Aunque rechazaba abiertamente estas cosas, en su día había considerado que la capitanía de la 3.ª Compañía era un cebo envenenado, una condena a sufrir una interminable mala suerte. Ahora creía que era una llamada y que lo único que tenía que hacer para responderla era sobrevivir.

La pérdida del escudo de vacío le estaba preocupando, y los pocos tecnomarines de los que podía prescindir el capitán ya estaban trabajando duro en la reparación del generador de Hesiod. Los intensos temblores, los que sacudían los cimientos, habían dividido la piedra fundamental del Santuario que era lo que más preocupaba a Agatone.

Había experimentado el Tiempo de la Prueba en numerosas ocasiones, pero aquello era diferente, casi apocalíptico, y ahora esa…, esa criatura.

—¿Qué es esa cosa? —dijo, frunciendo el ceño al ver su cuerpo musculoso lleno de escamas, su largo cuello de piel y la inmensa envergadura de sus alas.

Antiguos cuadros de mitología terrana y rumores de las más bajas profundidades del Monte del Fuego Letal le vinieron a la mente.

—Parece…

—Es un drakon —masculló Vel’cona—, o al menos lo parece. —Estaba al lado del capitán y acabó con una partida de piratas galthitas que huían corriendo con un torrente de llama serpenteante. La maloliente carne se coció en sus armaduras, y sus rostros saurios quedaron envueltos en llamas—: También se la conoce con otros nombres…, dragón, draco caído… estragon. Los fernisianos los llaman ormrs o wurms.

La inflexión del Jefe de los Bibliotecarios estaba cargada de un acento rústico que recordaba las campañas que había luchado junto a los Lobos. Siguió la sombra inmensa del monstruo con la mirada hasta que llegó a un grupo de nubes y desapareció. E incluso entonces siguió mirando.

—En la antigüedad, las tribus humanas primitivas lo adoraban y lo temían. Lo llamaban dragón.

Agatone sacudió la cabeza lentamente. A través del comunicador de su yelmo de combate, los guardias de la muralla informaron de que una inmensa fuerza de Guerreros Dragón marchaba por las dunas de ceniza hacia ellos. Había poco tiempo para investigar.

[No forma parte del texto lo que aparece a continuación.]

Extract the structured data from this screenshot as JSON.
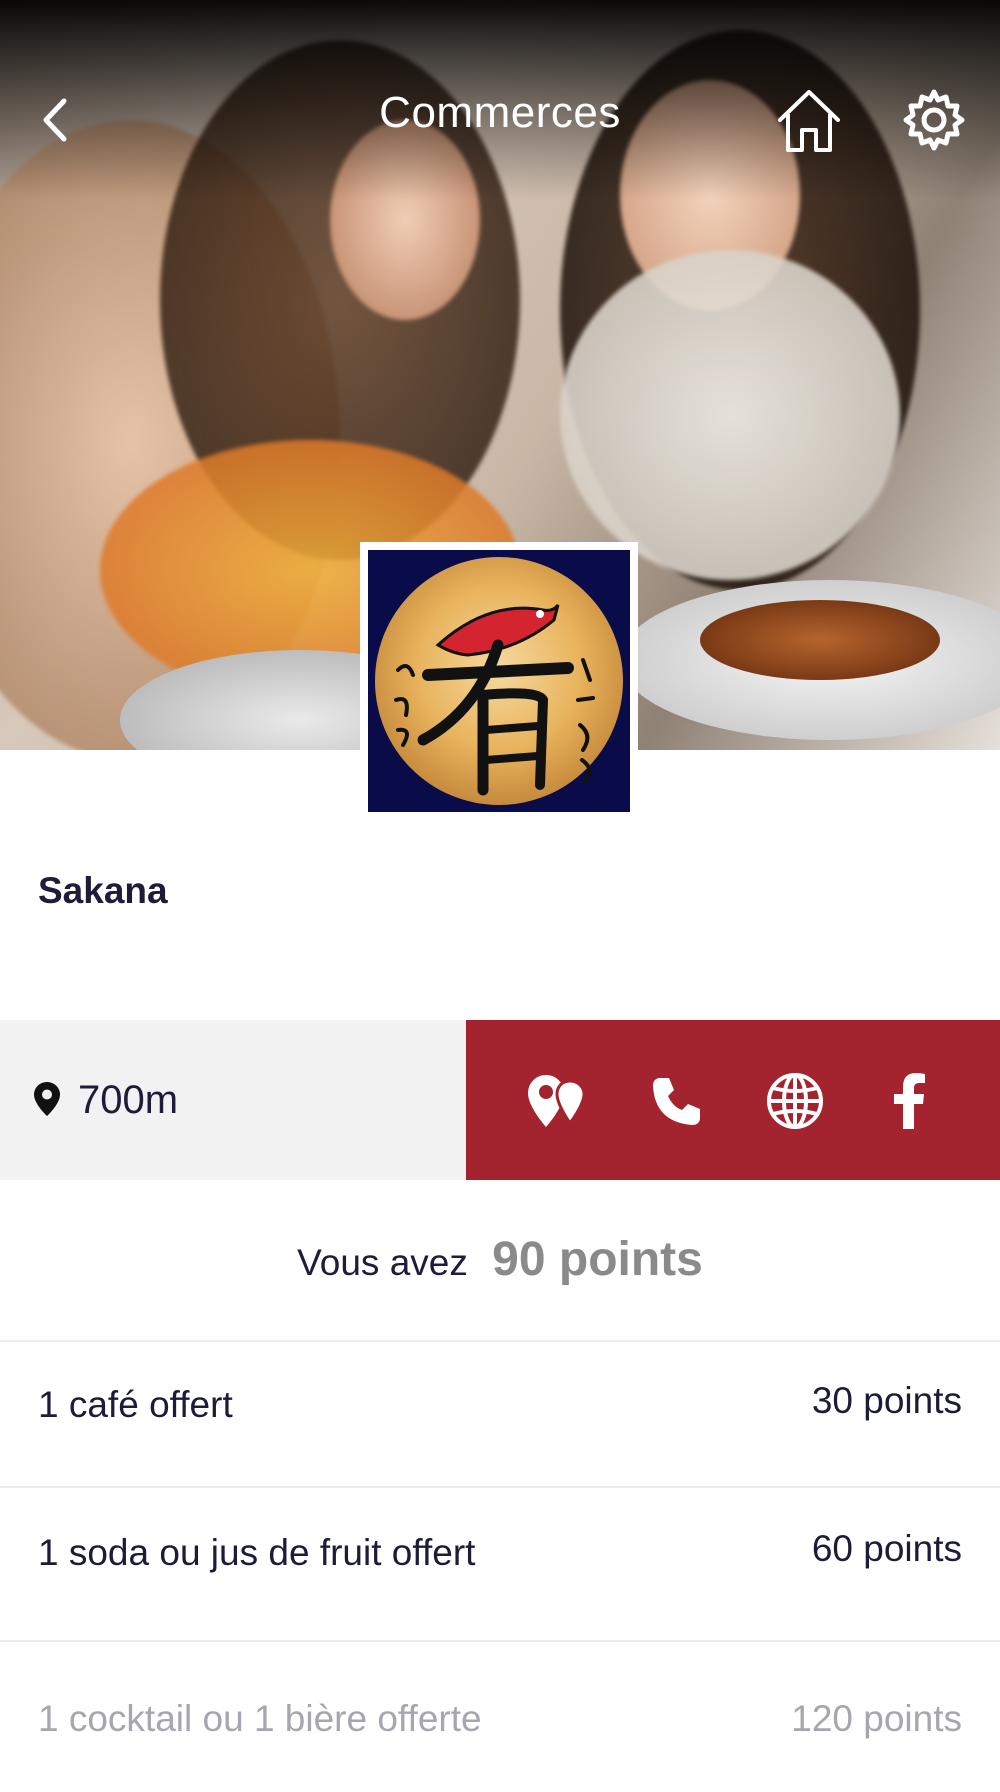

—Se llame como se llame esa bestia se ha deshecho de esos renegados como si fuesen de paja —dijo, mirando a Shen’kar—. ¿Y si procede de las profundidades del planeta, enfurecida por el sacrilegio de Nihilan?

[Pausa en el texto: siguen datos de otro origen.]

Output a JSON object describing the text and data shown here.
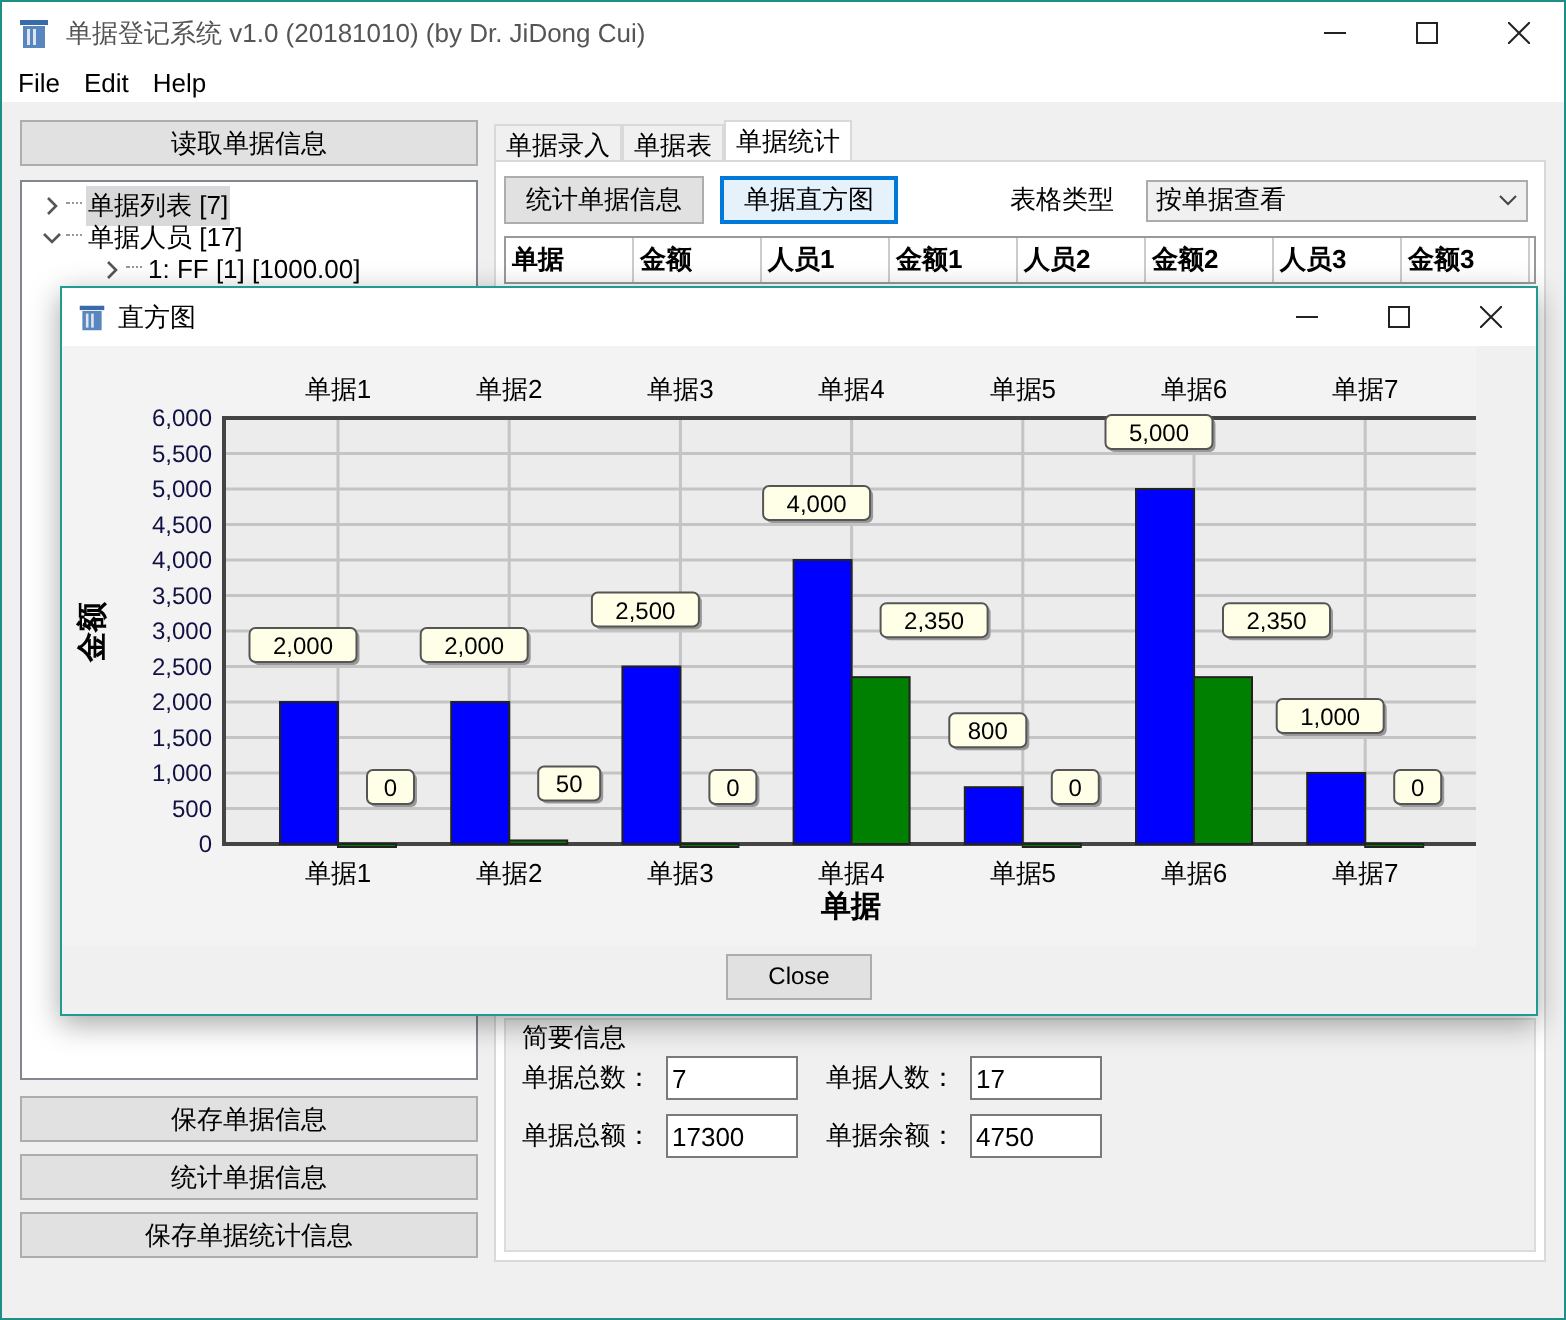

Todas las culturas de la galaxia civilizada tenían sus leyendas de monstruos, y Nocturne más que la mayoría. Los dracos tenían muchos nombres, no sólo aquellos que los Salamandras llevaban grabados con runas en su carne. Estaba el lohikäärme y el tulikärme. El antiguo sok y d serpentino kulebre. Eran bestias antiguas, leyendas de un mundo olvidado, anterior incluso a los tiempos de Vulkan.

—No, su aura es maligna. ¿No percibes su sabor acre en la lengua, hermano? Como a metal oxidado y a putrefacción. Esa cosa no ha salido de la tierra. Es un demonio, y ha venido a acabar con todos nosotros.